February 6 News, author of Rich Dad Poor Dad Robert Kiyosaki stated that he has temporarily stopped buying Bitcoin, gold, and silver. This decision is not due to short-term price fluctuations but stems from concerns about the stability of the U.S. fiscal system. He pointed out that the real risk is not in the market itself but in the ever-expanding national debt structure.
Kiyosaki recently posted on X that the U.S. national debt has risen to approximately $38 trillion. When long-term obligations such as Social Security and Medicare are included, total liabilities could approach $250 trillion. In his view, this scale of hidden liabilities is eroding public trust in the financial system and exposing deep systemic issues. He also criticized the Federal Reserve and policymakers, believing that long-term mismanagement and monetary expansion have worsened structural imbalances.
Although he has long supported Bitcoin and precious metals as hedging tools, he is currently choosing to stay on the sidelines. Kiyosaki said he is waiting for a more ideal price range to re-enter and has set clear targets for different assets. He emphasized that his core logic has always been “to maximize safety margins during the buying phase,” rather than chasing short-term rebounds.

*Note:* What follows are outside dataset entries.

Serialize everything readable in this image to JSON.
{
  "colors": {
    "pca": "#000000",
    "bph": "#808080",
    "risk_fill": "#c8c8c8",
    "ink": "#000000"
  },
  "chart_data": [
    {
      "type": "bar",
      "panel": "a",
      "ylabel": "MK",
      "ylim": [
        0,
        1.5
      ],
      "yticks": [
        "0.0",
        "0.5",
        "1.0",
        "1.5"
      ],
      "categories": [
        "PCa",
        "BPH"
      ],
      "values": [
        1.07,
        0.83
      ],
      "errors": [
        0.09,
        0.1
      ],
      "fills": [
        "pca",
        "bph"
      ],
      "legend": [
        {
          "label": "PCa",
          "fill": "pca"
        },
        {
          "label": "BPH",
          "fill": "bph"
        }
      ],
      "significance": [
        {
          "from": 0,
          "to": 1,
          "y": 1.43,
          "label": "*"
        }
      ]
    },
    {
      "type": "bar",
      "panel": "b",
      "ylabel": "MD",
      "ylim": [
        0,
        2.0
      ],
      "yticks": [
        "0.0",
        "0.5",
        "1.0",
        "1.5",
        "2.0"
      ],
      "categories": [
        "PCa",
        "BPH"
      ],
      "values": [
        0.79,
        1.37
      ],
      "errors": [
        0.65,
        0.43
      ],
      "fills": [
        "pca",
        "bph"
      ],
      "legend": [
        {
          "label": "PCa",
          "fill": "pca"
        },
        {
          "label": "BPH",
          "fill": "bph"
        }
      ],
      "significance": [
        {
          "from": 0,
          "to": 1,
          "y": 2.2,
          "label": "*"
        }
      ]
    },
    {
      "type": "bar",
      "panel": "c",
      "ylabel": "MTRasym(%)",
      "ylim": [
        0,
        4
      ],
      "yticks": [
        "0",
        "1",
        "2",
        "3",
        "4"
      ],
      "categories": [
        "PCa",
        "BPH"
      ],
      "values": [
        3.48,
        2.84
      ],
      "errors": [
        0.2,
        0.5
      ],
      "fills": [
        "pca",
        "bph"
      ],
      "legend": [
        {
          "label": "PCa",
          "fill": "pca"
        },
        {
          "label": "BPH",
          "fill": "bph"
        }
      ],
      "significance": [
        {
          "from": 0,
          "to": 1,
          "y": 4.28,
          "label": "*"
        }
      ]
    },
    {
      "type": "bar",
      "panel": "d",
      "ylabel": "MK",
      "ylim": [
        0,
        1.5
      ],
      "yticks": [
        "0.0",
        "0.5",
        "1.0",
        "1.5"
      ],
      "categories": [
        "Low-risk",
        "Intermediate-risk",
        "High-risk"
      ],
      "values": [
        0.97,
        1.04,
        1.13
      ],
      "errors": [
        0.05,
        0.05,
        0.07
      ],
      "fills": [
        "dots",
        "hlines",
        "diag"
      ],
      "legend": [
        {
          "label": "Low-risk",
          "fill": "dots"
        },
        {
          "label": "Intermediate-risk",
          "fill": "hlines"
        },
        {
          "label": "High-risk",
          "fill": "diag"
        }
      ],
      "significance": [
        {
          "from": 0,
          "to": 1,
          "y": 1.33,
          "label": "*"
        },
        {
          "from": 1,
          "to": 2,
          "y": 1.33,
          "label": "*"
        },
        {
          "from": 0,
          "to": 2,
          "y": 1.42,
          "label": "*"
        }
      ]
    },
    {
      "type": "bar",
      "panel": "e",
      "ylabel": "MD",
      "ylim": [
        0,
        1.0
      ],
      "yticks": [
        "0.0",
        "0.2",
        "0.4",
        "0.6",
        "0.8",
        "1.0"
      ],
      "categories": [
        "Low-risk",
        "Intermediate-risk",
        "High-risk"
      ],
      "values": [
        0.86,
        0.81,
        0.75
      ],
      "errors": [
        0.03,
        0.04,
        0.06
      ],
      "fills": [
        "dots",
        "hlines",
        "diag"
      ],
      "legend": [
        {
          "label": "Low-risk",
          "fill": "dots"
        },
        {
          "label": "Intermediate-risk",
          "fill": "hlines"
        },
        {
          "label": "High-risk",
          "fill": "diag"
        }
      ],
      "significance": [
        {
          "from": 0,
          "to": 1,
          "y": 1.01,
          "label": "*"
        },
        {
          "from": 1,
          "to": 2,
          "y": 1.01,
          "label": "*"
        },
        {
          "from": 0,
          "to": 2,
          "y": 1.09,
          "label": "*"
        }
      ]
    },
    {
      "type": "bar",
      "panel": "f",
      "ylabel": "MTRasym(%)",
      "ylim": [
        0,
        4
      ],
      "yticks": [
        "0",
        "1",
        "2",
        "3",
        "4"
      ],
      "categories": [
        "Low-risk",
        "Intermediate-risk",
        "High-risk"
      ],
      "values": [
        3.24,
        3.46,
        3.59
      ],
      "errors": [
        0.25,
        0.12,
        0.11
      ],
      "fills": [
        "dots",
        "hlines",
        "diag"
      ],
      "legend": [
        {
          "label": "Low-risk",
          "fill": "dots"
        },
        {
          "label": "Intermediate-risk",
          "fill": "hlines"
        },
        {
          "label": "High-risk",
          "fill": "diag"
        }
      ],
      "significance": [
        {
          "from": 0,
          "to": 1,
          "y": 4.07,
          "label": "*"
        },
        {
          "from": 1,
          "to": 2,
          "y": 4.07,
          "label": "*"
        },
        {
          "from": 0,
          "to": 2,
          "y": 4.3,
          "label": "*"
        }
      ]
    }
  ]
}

Recent market volatility has also provided context for his cautious stance. Bitcoin experienced a significant correction in a short period, with prices fluctuating violently around $60,000; gold and silver also showed repeated movements. In response, Kiyosaki recalled that he initially accumulated positions at prices far below current levels and now prefers to remain patient, waiting for the next more attractive opportunity.
In an environment of increasing global macro uncertainty, Kiyosaki’s wait-and-see strategy has once again sparked widespread discussion among investors about the outlook for U.S. debt, inflation risks, and the long-term value of digital assets.